The Study at a Glance

The research team, led by Internal Medicine Resident Pearl Subramanian, MD, began with the first 320 results from Google and YouTube searches using common cancer- and AI-related keywords. The content pool was deliberately broad: news articles, hospital websites, government agency resources, medical society publications, and influencer videos were all included.
After filtering out academic papers and content not intended for lay audiences, 52 webpages and 29 videos remained for analysis. Validated consumer health information tools were applied to assess readability and overall quality. Researchers also tracked whether content addressed critical AI safety concepts — specifically, the risks patients face as direct users of AI tools.
The final numbers are stark. Only 17 webpages (33%) and 7 videos (23%) qualified as high quality. The median readability of webpages sat at college level, well above the 6th–8th grade standard recommended by both the American Medical Association and the National Institutes of Health for consumer health information.
Readability as a Barrier

Reading level is not a cosmetic concern. When a patient navigating a cancer diagnosis encounters content written at college level, comprehension drops — and so does the likelihood that safety information will be absorbed and acted upon.
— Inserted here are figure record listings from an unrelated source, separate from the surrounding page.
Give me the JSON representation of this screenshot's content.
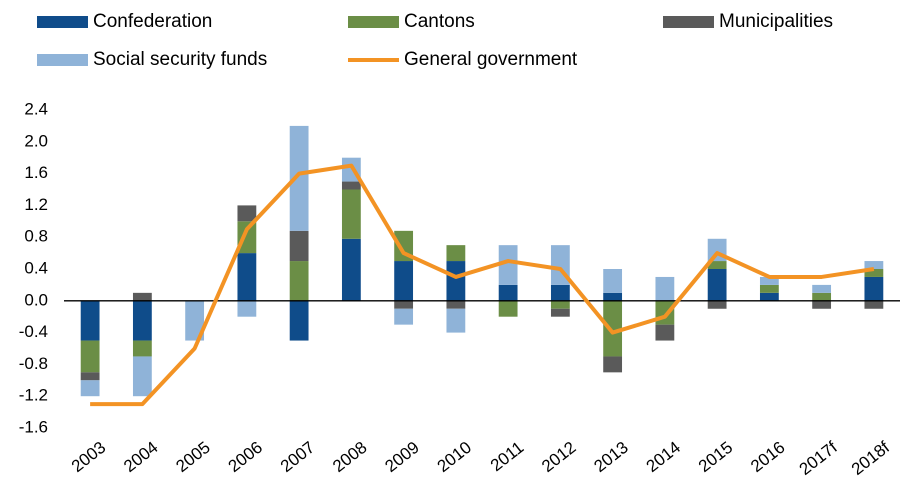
{
  "chart_data": {
    "type": "stacked-bar-line",
    "categories": [
      "2003",
      "2004",
      "2005",
      "2006",
      "2007",
      "2008",
      "2009",
      "2010",
      "2011",
      "2012",
      "2013",
      "2014",
      "2015",
      "2016",
      "2017f",
      "2018f"
    ],
    "series": [
      {
        "name": "Confederation",
        "color": "#0f4c8a",
        "values": [
          -0.5,
          -0.5,
          0,
          0.6,
          -0.5,
          0.78,
          0.5,
          0.5,
          0.2,
          0.2,
          0.1,
          0,
          0.4,
          0.1,
          0,
          0.3
        ]
      },
      {
        "name": "Cantons",
        "color": "#6b8e46",
        "values": [
          -0.4,
          -0.2,
          0,
          0.4,
          0.5,
          0.62,
          0.38,
          0.2,
          -0.2,
          -0.1,
          -0.7,
          -0.3,
          0.1,
          0.1,
          0.1,
          0.1
        ]
      },
      {
        "name": "Municipalities",
        "color": "#5a5a5a",
        "values": [
          -0.1,
          0.1,
          0,
          0.2,
          0.38,
          0.1,
          -0.1,
          -0.1,
          0,
          -0.1,
          -0.2,
          -0.2,
          -0.1,
          0,
          -0.1,
          -0.1
        ]
      },
      {
        "name": "Social security funds",
        "color": "#8fb3d8",
        "values": [
          -0.2,
          -0.5,
          -0.5,
          -0.2,
          1.32,
          0.3,
          -0.2,
          -0.3,
          0.5,
          0.5,
          0.3,
          0.3,
          0.28,
          0.1,
          0.1,
          0.1
        ]
      },
      {
        "name": "General government",
        "color": "#f39324",
        "type": "line",
        "values": [
          -1.3,
          -1.3,
          -0.6,
          0.9,
          1.6,
          1.7,
          0.6,
          0.3,
          0.5,
          0.4,
          -0.4,
          -0.2,
          0.6,
          0.3,
          0.3,
          0.4
        ]
      }
    ],
    "ylim": [
      -1.6,
      2.4
    ],
    "yticks": [
      -1.6,
      -1.2,
      -0.8,
      -0.4,
      {
        "value": 0,
        "label": "0.0"
      },
      0.4,
      0.8,
      1.2,
      1.6,
      {
        "value": 2,
        "label": "2.0"
      },
      2.4
    ],
    "grid": false
  }
}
The AMA and NIH benchmarks exist precisely because health decisions made under stress require plain language. The current content landscape fails that standard by a wide margin.
AI Hallucinations: Almost Invisible in Patient Resources

Only 15% of the analyzed webpages mentioned the risk of AI hallucinations. This is a critical omission. A patient who asks a chatbot whether a treatment side effect is normal may receive an accurate, well-sourced answer — or they may receive fabricated information that leads them to dismiss a potentially serious symptom without consulting their care team.
The distinction matters enormously in oncology, where delayed responses to side effects can have severe consequences. Yet the majority of resources that did address AI safety framed it from the perspective of clinical deployment — how hospitals and physicians are integrating AI — rather than the risks patients face when they use these tools independently.
The Relevance Problem
Even before quality is assessed, relevance is an obstacle. Given that only about one in four items from the initial search results was deemed relevant to patients, the information environment is sparse by any measure. Patients who turn to Google or YouTube for guidance on AI and their cancer care are navigating a landscape where useful, plain-language content is genuinely difficult to find.
Why This Matters Now

AI adoption in oncology is accelerating. Patients are already using large language models and AI-powered search tools to interpret diagnoses, evaluate treatment options, and assess prognosis — often before or between clinical appointments. As Hematology-Oncology Fellow Henry Litt, MD, senior author of the study, noted:
“In the clinic, we hear from patients all the time, asking us about something an AI tool told them.”
Clinicians are trained to communicate treatment risks. They are not systematically trained to help patients evaluate the epistemic risks of AI-generated health information. That gap in clinical communication mirrors the gap in publicly available content — and both need to close simultaneously.
The study also surfaces a structural issue in how AI safety is currently framed in public-facing oncology content. Safety messaging oriented toward institutional AI deployment does not translate into actionable guidance for a patient independently querying a chatbot at midnight. These are categorically different use cases, and the content ecosystem has not caught up with that distinction.
The Call to Action for Health Systems and Oncology Organizations

The research team frames the findings as a clear mandate. Health systems, cancer centers, and oncology organizations need to develop patient-facing resources that meet established readability standards, explicitly address the risks of direct AI use, and are discoverable through the search pathways patients actually use.
Co-author Ronac Mamtani, MD, put it directly:
“As AI is further integrated into oncology, patient education should be prioritized as a key part of AI implementation strategies.”
That framing is significant — it positions patient education not as a supplementary communication effort, but as a core component of responsible AI deployment in clinical settings.
Practically, this means setting institutional standards for reading level, requiring safety disclosures in AI-related patient content, and ensuring that resources address the patient-as-user scenario, not just the clinician-as-deployer scenario.
What This Signals for the AI Tools Ecosystem

For developers and evaluators of AI tools operating in health-adjacent spaces, this study functions as a benchmark and a warning. The quality deficit documented here is not hypothetical — it is measurable, reproducible, and already affecting how patients interact with AI in one of the highest-stakes domains imaginable.
Tools that surface health content, power patient-facing chatbots, or assist in medical communication carry an implicit responsibility to meet the standards that the current web largely ignores. Readability, accuracy, hallucination disclosure, and clinical oversight guidance are not optional features in oncology contexts — they are baseline requirements.
The 33% figure is not just a research finding. It is a quality floor that the entire ecosystem — platforms, health systems, AI developers, and medical societies — needs to collectively raise.
Rigorous benchmarking of this kind is exactly what the AI tools space needs more of: not promotional claims about capability, but structured, evidence-based assessment of what patients actually encounter and whether it serves them safely. The ASCO 2026 study sets a methodological precedent worth replicating across other high-stakes AI application domains.